Job losses are also planned in the oil industry. Royal Dutch Shell has announced a further 1,000 jobs losses this year, on top of the 5,000 last year. The company said it would shed the jobs amongst corporate staff and workers employed in jobs like refining. US oil firm Chevron has announced that it plans to “exit from certain markets.” Fears have been raised that this will jeopardise the future of 1,400 jobs at a refinery in Pembroke in Wales, although the company has not specified where jobs will go. Further details are expected to be released in March.
In the meantime, there is evidence of a continuing crisis in the service sector. In retail, January’s performance was the weakest since 1995, due to a combination of bad weather, the rise in VAT back to 17.5 percent and economic uncertainty. Fully 12.4 percent of shops in many town centres are empty. This is three times as many as there were at the beginning of the downturn in 2007.
Some 3,714 jobs are threatened at the discount fashion retailer Ethel Austin. At the beginning of February the company went into administration for the second time in less than two years. All of its 129 stores along with those of its sister home-ware chain Au Naturale have begun closing down sales.

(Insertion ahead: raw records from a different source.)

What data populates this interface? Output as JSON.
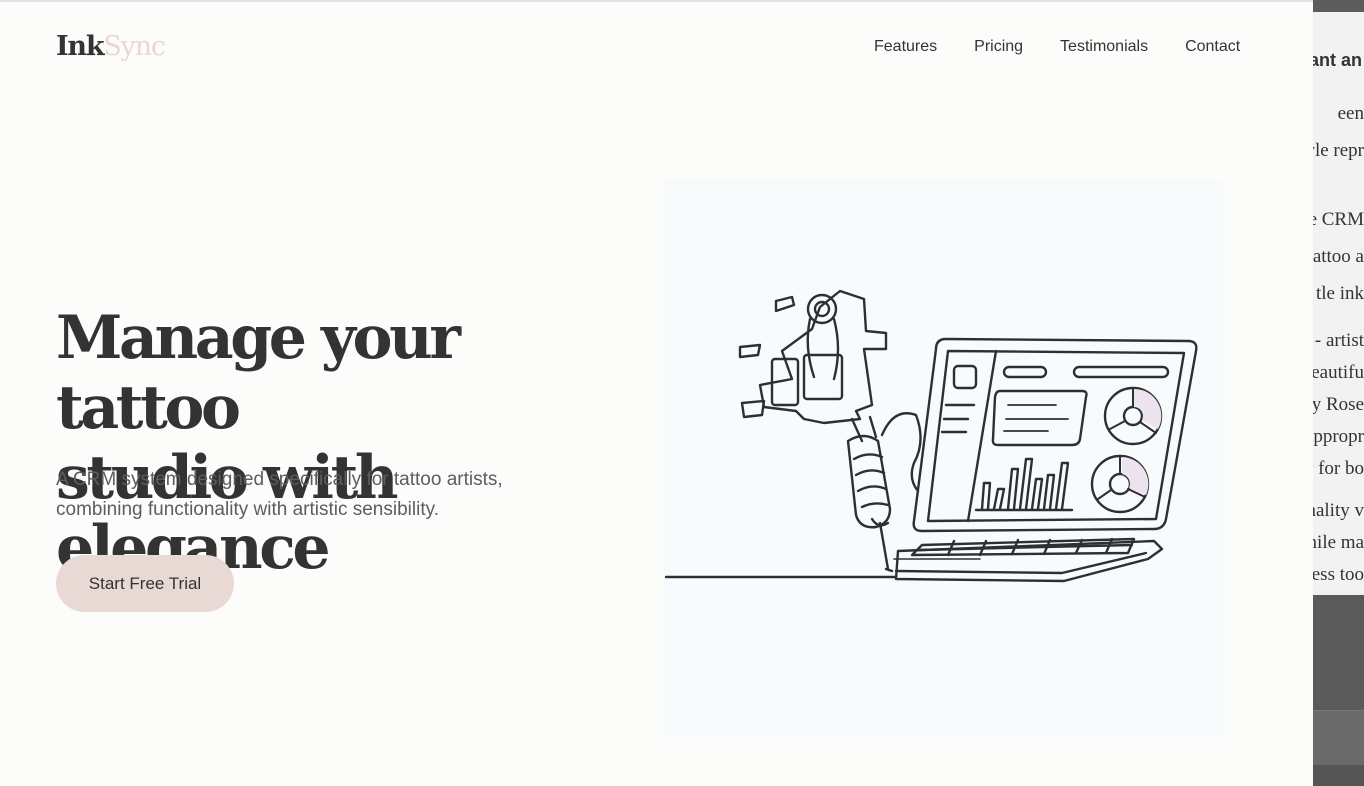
{
  "brand": {
    "part1": "Ink",
    "part2": "Sync"
  },
  "nav": {
    "items": [
      {
        "label": "Features"
      },
      {
        "label": "Pricing"
      },
      {
        "label": "Testimonials"
      },
      {
        "label": "Contact"
      }
    ]
  },
  "hero": {
    "title_line1": "Manage your tattoo",
    "title_line2": "studio with elegance",
    "subtitle_line1": "A CRM system designed specifically for tattoo artists,",
    "subtitle_line2": "combining functionality with artistic sensibility.",
    "cta_label": "Start Free Trial",
    "illustration_icon": "tattoo-machine-laptop-illustration"
  },
  "side_panel": {
    "heading": "ant an",
    "lines": [
      "een",
      "yle repr",
      "ne CRM",
      "attoo a",
      "tle ink",
      " - artist",
      "beautifu",
      "y Rose",
      "appropr",
      "r for bo",
      "nality v",
      "hile ma",
      "less too"
    ]
  },
  "colors": {
    "accent": "#e9d9d4",
    "logo_accent": "#e8d8d3",
    "text": "#333333",
    "background": "#fcfcfa"
  }
}
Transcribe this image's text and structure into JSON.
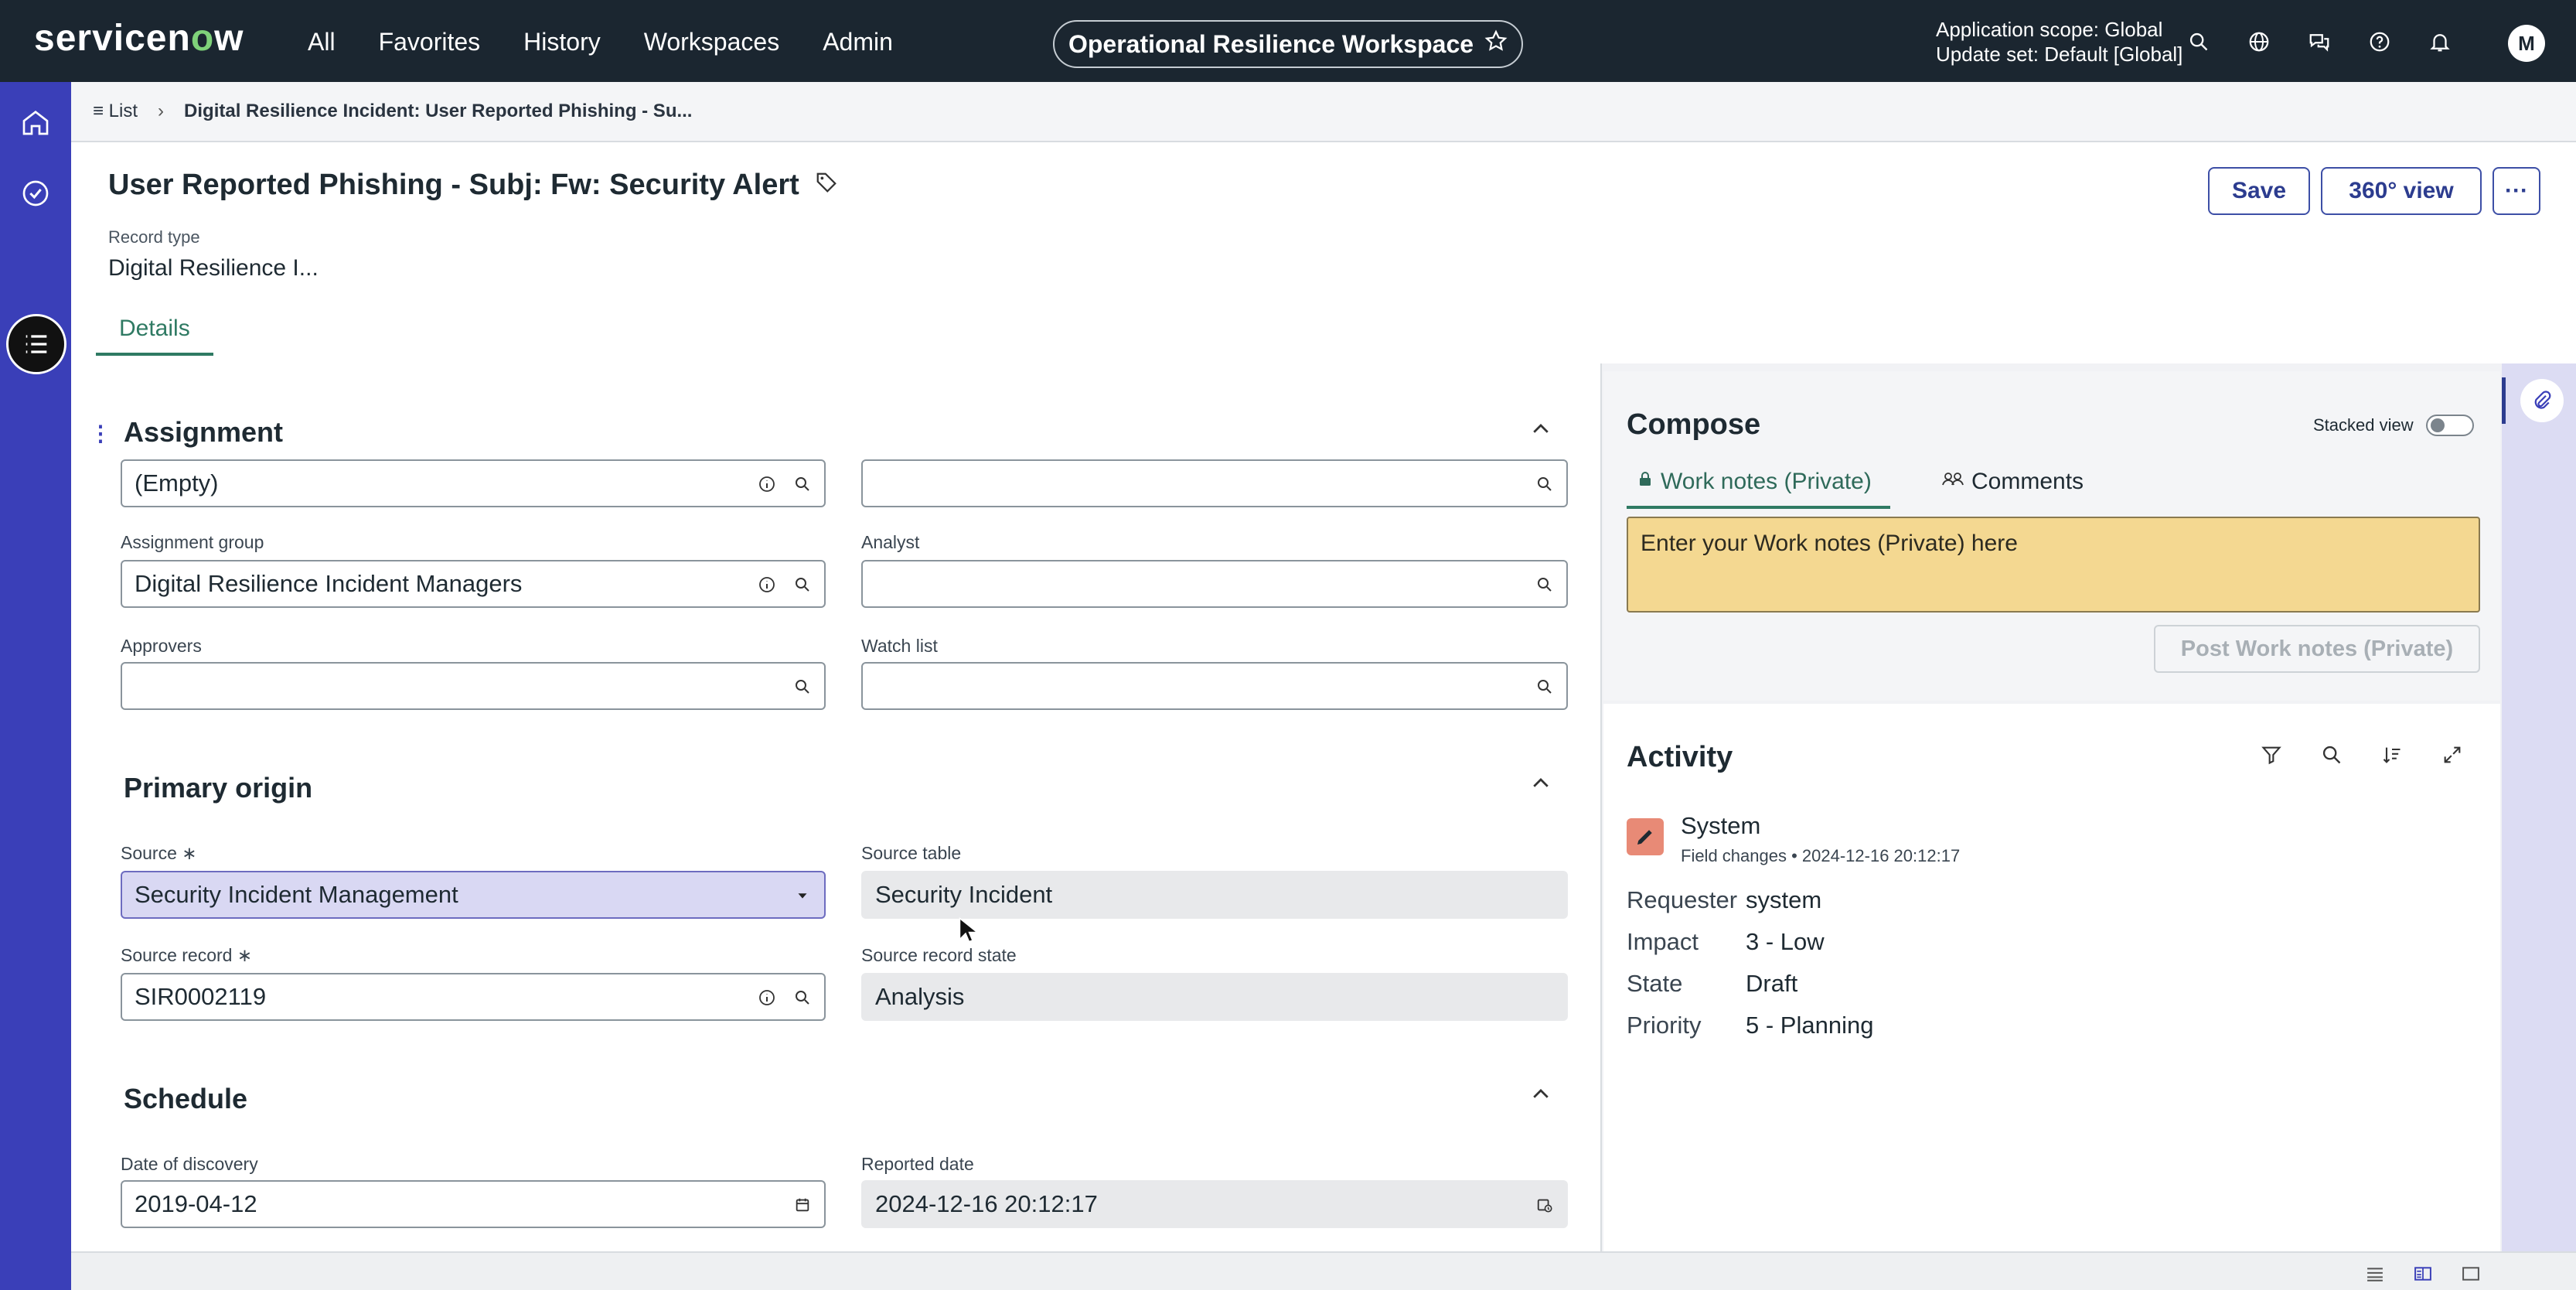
{
  "topnav": {
    "brand_pre": "servicen",
    "brand_o": "o",
    "brand_post": "w",
    "menu": [
      "All",
      "Favorites",
      "History",
      "Workspaces",
      "Admin"
    ],
    "workspace": "Operational Resilience Workspace",
    "scope_line1": "Application scope: Global",
    "scope_line2": "Update set: Default [Global]",
    "avatar_initial": "M"
  },
  "breadcrumb": {
    "list": "List",
    "current": "Digital Resilience Incident: User Reported Phishing - Su..."
  },
  "header": {
    "title": "User Reported Phishing - Subj: Fw: Security Alert",
    "record_type_label": "Record type",
    "record_type_value": "Digital Resilience I...",
    "save": "Save",
    "view360": "360° view",
    "more": "···",
    "tab_details": "Details"
  },
  "assignment": {
    "title": "Assignment",
    "top_left_value": "(Empty)",
    "assignment_group_label": "Assignment group",
    "assignment_group_value": "Digital Resilience Incident Managers",
    "analyst_label": "Analyst",
    "approvers_label": "Approvers",
    "watch_list_label": "Watch list"
  },
  "primary_origin": {
    "title": "Primary origin",
    "source_label": "Source",
    "source_value": "Security Incident Management",
    "source_table_label": "Source table",
    "source_table_value": "Security Incident",
    "source_record_label": "Source record",
    "source_record_value": "SIR0002119",
    "source_record_state_label": "Source record state",
    "source_record_state_value": "Analysis",
    "required_mark": "∗"
  },
  "schedule": {
    "title": "Schedule",
    "date_discovery_label": "Date of discovery",
    "date_discovery_value": "2019-04-12",
    "reported_date_label": "Reported date",
    "reported_date_value": "2024-12-16 20:12:17"
  },
  "compose": {
    "title": "Compose",
    "stacked_view": "Stacked view",
    "tab_work_notes": "Work notes (Private)",
    "tab_comments": "Comments",
    "placeholder": "Enter your Work notes (Private) here",
    "post_button": "Post Work notes (Private)"
  },
  "activity": {
    "title": "Activity",
    "author": "System",
    "meta": "Field changes • 2024-12-16 20:12:17",
    "fields": [
      {
        "k": "Requester",
        "v": "system"
      },
      {
        "k": "Impact",
        "v": "3 - Low"
      },
      {
        "k": "State",
        "v": "Draft"
      },
      {
        "k": "Priority",
        "v": "5 - Planning"
      }
    ]
  },
  "colors": {
    "nav_bg": "#1b2630",
    "rail": "#3a3fb8",
    "accent_green": "#2f7a63",
    "work_notes_bg": "#f4d891"
  }
}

Another 1,500 jobs will be lost at Shop Direct, formerly Littlewoods Home Shopping and one of the UK’s largest online retailers, at its call centres in Sunderland, Burnley, and Newtown, Wales. The group blames its falling traditional phone sales on growing online retails. Last year it cut 1,000 jobs, closing down its call centre in Crosby, Merseyside.
The first major job losses amongst local authorities has also been announced. Birmingham City Council has said that it needs to cut 2,000 jobs during the next financial year in order to help make savings of up to £69 million by April 2011. Birmingham City Council is the largest local authority in the UK, employing 52,000 people.